Immediata la reazione del governo iracheno che tramite il suo primo ministro, Mohamed Shia Al-Sudani, ha deciso di ritirare il suo ambasciatore da Stoccolma in risposta al «ripetuto permesso del governo svedese di bruciare il Sacro Corano, insultare le santità islamiche e bruciare la bandiera irachena». Al-Sudani ha invitato anche l’ambasciatore svedese a Baghdad a lasciare il paese; nella notte le forze di polizia non avevano fatto nulla per impedire l’assalto dei “sadristi” all’ambasciata scandinava.

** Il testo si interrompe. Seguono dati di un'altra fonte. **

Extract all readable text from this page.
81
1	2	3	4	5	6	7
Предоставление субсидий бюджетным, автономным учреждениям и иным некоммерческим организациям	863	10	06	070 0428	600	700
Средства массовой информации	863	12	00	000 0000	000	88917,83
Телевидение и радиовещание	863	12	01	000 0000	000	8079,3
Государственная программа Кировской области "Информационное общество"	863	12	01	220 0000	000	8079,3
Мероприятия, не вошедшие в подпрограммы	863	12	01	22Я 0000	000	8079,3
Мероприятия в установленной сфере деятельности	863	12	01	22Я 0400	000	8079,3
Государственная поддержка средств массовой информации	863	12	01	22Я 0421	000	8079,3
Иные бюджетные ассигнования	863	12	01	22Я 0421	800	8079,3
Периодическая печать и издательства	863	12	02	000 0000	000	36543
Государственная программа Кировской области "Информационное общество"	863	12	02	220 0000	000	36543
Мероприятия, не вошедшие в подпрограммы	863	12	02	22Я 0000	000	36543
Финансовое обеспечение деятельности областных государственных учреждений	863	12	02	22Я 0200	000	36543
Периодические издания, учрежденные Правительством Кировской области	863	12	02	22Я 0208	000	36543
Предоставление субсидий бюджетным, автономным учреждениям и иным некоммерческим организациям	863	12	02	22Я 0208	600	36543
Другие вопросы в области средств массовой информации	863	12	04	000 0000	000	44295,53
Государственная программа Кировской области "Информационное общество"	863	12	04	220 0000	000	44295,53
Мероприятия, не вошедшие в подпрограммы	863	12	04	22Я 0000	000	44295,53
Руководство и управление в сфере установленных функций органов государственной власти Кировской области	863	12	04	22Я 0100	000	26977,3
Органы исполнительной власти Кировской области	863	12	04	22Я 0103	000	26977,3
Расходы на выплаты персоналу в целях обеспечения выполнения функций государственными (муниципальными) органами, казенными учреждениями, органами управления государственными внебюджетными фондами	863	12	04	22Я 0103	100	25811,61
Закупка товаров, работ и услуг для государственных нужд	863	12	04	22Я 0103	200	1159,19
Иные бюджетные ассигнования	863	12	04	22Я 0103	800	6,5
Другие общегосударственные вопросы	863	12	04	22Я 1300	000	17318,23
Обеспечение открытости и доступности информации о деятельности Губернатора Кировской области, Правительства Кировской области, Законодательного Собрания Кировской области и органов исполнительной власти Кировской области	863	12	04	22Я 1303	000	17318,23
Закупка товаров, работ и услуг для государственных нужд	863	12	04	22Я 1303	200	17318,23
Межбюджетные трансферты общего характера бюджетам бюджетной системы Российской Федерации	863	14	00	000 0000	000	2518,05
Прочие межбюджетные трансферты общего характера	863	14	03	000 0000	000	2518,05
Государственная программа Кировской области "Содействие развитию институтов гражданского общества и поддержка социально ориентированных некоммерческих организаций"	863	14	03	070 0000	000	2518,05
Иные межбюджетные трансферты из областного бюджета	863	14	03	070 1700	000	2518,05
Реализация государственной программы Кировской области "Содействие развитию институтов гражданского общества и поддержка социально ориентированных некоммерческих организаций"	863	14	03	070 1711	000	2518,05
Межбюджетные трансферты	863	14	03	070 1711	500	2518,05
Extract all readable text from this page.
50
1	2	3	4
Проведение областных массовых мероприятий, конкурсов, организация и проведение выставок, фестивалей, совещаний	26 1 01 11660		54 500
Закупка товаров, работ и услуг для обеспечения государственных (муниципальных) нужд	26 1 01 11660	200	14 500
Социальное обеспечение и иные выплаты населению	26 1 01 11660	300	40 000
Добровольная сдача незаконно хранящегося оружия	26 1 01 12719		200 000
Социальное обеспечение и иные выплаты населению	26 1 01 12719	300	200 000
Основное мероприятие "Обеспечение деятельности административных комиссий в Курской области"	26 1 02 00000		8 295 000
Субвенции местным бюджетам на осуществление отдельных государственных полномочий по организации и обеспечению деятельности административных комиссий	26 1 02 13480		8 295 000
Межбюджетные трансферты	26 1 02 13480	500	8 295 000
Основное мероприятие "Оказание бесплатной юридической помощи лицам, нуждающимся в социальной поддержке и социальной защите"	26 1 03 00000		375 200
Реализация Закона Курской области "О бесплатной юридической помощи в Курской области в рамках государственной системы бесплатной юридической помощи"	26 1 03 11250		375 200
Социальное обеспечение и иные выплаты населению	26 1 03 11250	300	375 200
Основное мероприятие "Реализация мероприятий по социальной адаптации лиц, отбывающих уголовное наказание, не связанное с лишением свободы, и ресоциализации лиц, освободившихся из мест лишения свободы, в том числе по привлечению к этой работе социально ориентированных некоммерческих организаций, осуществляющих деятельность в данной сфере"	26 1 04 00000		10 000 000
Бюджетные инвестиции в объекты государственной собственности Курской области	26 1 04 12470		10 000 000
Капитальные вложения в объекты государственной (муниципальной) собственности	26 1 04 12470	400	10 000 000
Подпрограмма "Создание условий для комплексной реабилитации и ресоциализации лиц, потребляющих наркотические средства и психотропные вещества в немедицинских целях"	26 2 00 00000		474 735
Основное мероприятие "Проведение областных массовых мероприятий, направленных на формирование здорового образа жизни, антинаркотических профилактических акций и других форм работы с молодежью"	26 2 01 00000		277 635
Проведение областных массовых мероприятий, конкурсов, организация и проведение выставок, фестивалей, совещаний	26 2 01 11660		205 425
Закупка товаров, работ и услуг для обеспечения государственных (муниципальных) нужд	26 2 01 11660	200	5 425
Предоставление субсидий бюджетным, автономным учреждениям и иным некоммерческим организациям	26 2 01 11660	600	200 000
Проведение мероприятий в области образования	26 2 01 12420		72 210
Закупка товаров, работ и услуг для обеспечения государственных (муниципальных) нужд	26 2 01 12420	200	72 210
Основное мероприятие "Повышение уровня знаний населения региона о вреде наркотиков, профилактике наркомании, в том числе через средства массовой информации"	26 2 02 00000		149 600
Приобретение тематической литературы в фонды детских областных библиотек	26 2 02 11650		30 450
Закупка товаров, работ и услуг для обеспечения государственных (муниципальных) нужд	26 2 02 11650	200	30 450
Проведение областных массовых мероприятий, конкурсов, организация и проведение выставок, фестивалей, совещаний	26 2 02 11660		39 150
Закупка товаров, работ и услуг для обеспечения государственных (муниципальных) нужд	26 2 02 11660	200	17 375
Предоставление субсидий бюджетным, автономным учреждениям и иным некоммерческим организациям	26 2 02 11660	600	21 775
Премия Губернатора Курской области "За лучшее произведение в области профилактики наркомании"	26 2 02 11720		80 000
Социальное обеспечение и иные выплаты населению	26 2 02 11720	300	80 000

Anche il ministro iracheno delle comunicazioni Hayam al-Yasiri ha annunciato che gli affari con tutte le società svedesi saranno vietati in Iraq. Il governo iracheno ha inoltre annunciato il ritiro del permesso di lavoro per la società di telecomunicazioni svedese Ericsson.

Condanne unanimi erano arrivate da tutte le cancellerie occidentali alla notizia dell’assalto dell’ambasciata svedese di mercoledì notte anche se non erano mancati i distinguo come quello del ministro degli Esteri italiano, Antonio Tajani, che nell’esprimere «solidarietà con la Svezia per l’incendio alla sua Ambasciata a Baghdad» ha poi voluto precisare che «bruciare testi sacri, Vangelo, Corano o Torah, è un atto di violenza contro Dio e i credenti».

SECONDO JOAKIM NERGELIUS, avvocato e professore di giurisprudenza a Stoccolma «la critica alla religione è legale in Svezia; la libertà di espressione, introdotta con una modifica costituzionale nel 1970, ad esempio vieta di dire cose minacciose o dispregiative nei confronti di un gruppo di persone ma – continua il professore di diritto – è controverso per la nostra legislazione ritenere che il rogo di un libro sacro possa essere un incitamento contro un gruppo di persone».
Il mondo islamico però la pensa diversamente e altri paesi musulmani potrebbero seguire l’esempio iracheno.